The rate of a first-order reaction $\propto [R]^1$.
For the reaction $R \to P$,the differential rate expression is:
$Rate = -\frac{d[R]}{dt} = k[R]$
$\therefore \frac{d[R]}{[R]} = -k dt \dots (i)$
Integrating this equation on both sides:
$\int \frac{d[R]}{[R]} = -\int k dt$
$\ln [R] = -kt + I \dots (ii)$
Here,$I$ is the constant of integration.
When $t = 0$,$[R] = [R]_0$,where $[R]_0$ is the initial concentration of the reactant.
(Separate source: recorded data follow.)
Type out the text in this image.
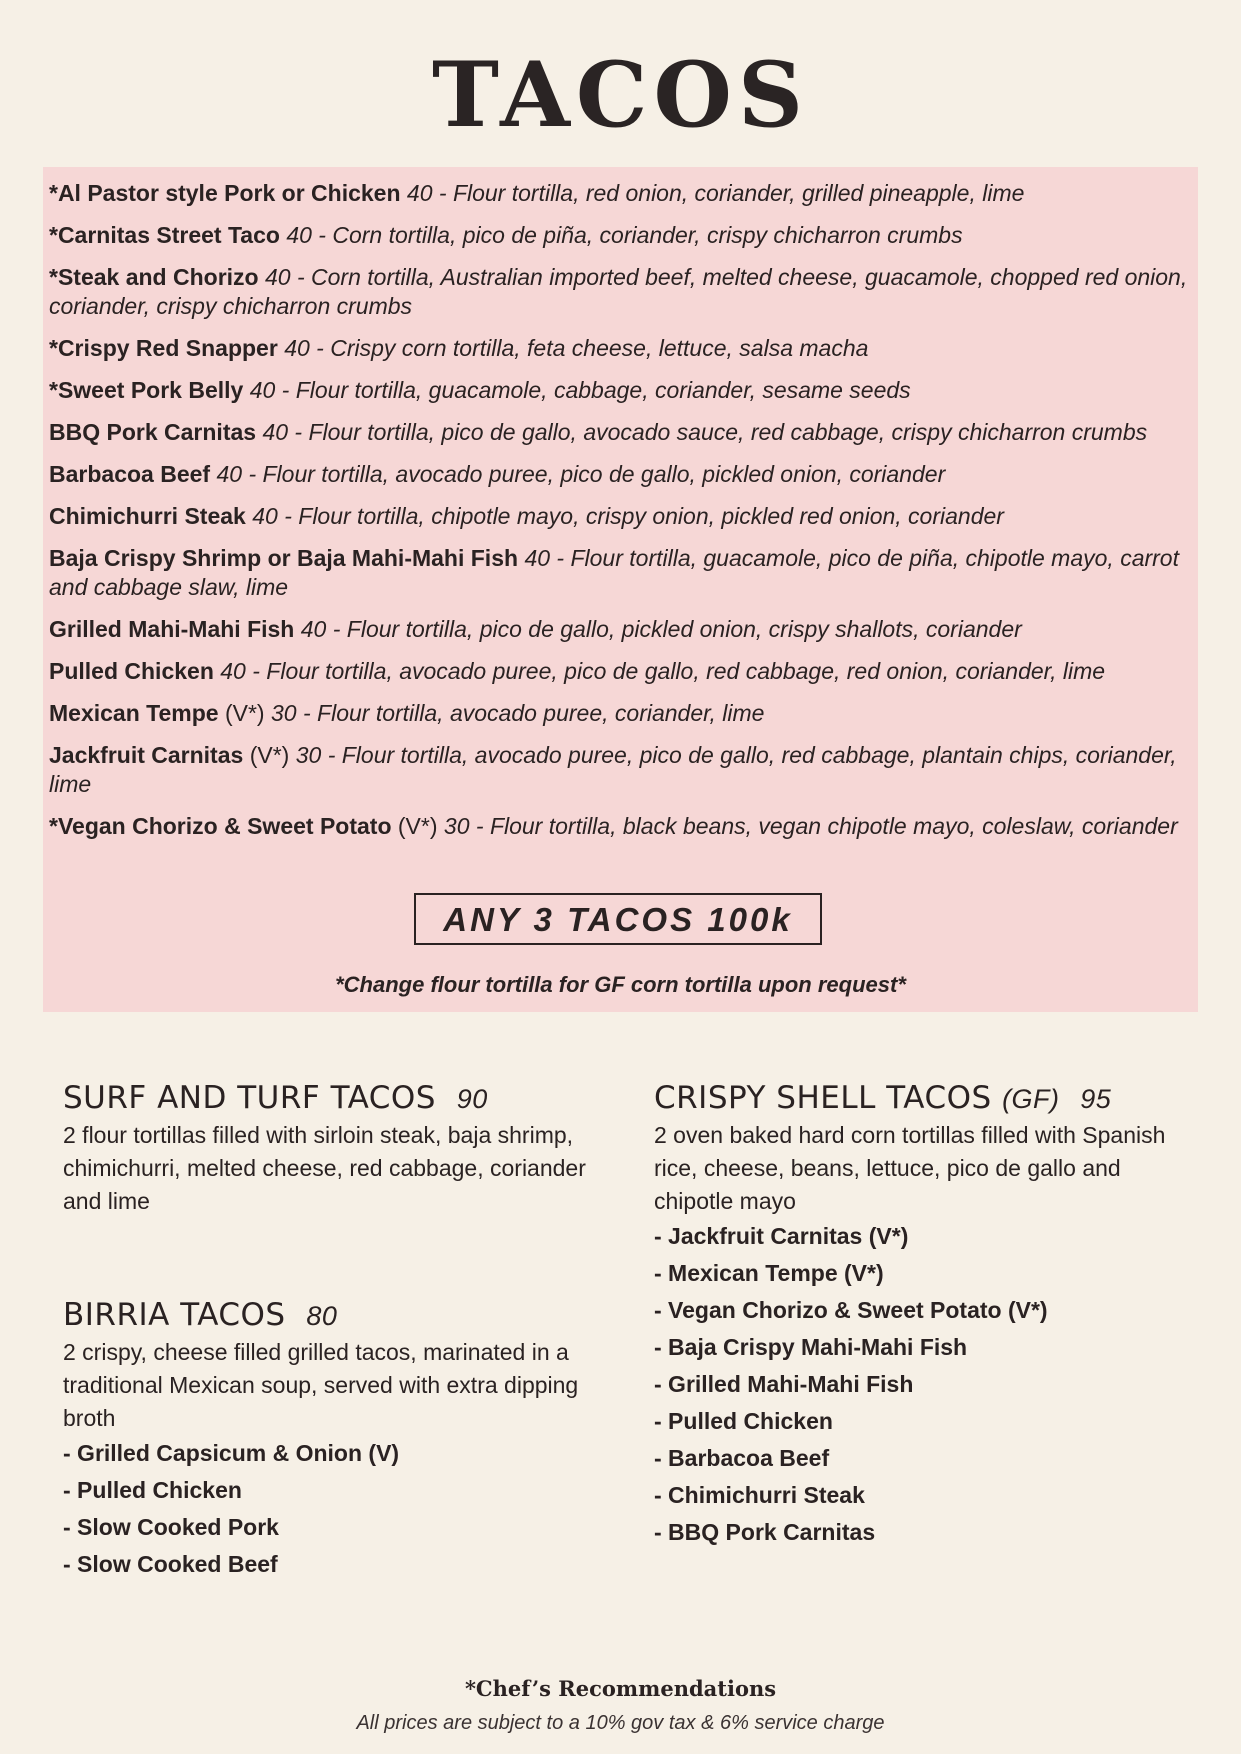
TACOS
*Al Pastor style Pork or Chicken 40 - Flour tortilla, red onion, coriander, grilled pineapple, lime
*Carnitas Street Taco 40 - Corn tortilla, pico de piña, coriander, crispy chicharron crumbs
*Steak and Chorizo 40 - Corn tortilla, Australian imported beef, melted cheese, guacamole, chopped red onion, coriander, crispy chicharron crumbs
*Crispy Red Snapper 40 - Crispy corn tortilla, feta cheese, lettuce, salsa macha
*Sweet Pork Belly 40 - Flour tortilla, guacamole, cabbage, coriander, sesame seeds
BBQ Pork Carnitas 40 - Flour tortilla, pico de gallo, avocado sauce, red cabbage, crispy chicharron crumbs
Barbacoa Beef 40 - Flour tortilla, avocado puree, pico de gallo, pickled onion, coriander
Chimichurri Steak 40 - Flour tortilla, chipotle mayo, crispy onion, pickled red onion, coriander
Baja Crispy Shrimp or Baja Mahi-Mahi Fish 40 - Flour tortilla, guacamole, pico de piña, chipotle mayo, carrot and cabbage slaw, lime
Grilled Mahi-Mahi Fish 40 - Flour tortilla, pico de gallo, pickled onion, crispy shallots, coriander
Pulled Chicken 40 - Flour tortilla, avocado puree, pico de gallo, red cabbage, red onion, coriander, lime
Mexican Tempe (V*) 30 - Flour tortilla, avocado puree, coriander, lime
Jackfruit Carnitas (V*) 30 - Flour tortilla, avocado puree, pico de gallo, red cabbage, plantain chips, coriander, lime
*Vegan Chorizo & Sweet Potato (V*) 30 - Flour tortilla, black beans, vegan chipotle mayo, coleslaw, coriander
ANY 3 TACOS 100k
*Change flour tortilla for GF corn tortilla upon request*
SURF AND TURF TACOS 90
2 flour tortillas filled with sirloin steak, baja shrimp, chimichurri, melted cheese, red cabbage, coriander and lime
BIRRIA TACOS 80
2 crispy, cheese filled grilled tacos, marinated in a traditional Mexican soup, served with extra dipping broth
- Grilled Capsicum & Onion (V)
- Pulled Chicken
- Slow Cooked Pork
- Slow Cooked Beef
CRISPY SHELL TACOS (GF) 95
2 oven baked hard corn tortillas filled with Spanish rice, cheese, beans, lettuce, pico de gallo and chipotle mayo
- Jackfruit Carnitas (V*)
- Mexican Tempe (V*)
- Vegan Chorizo & Sweet Potato (V*)
- Baja Crispy Mahi-Mahi Fish
- Grilled Mahi-Mahi Fish
- Pulled Chicken
- Barbacoa Beef
- Chimichurri Steak
- BBQ Pork Carnitas
*Chef’s Recommendations
All prices are subject to a 10% gov tax & 6% service charge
Substituting these values into equation $(ii)$:
$\ln [R]_0 = -k(0) + I \implies I = \ln [R]_0 \dots (iii)$
Substituting $I = \ln [R]_0$ into equation $(ii)$:
$\ln [R] = -kt + \ln [R]_0 \dots (iv)$
Rearranging the terms:
$kt = \ln [R]_0 - \ln [R]$
$kt = \ln \frac{[R]_0}{[R]}$
$k = \frac{1}{t} \ln \frac{[R]_0}{[R]} \dots (v)$
Converting to base $10$ logarithm:
$k = \frac{2.303}{t} \log \frac{[R]_0}{[R]} \dots (vi)$
Taking the antilog of equation $(iv)$,we get:
$[R] = [R]_0 e^{-kt} \dots (vii)$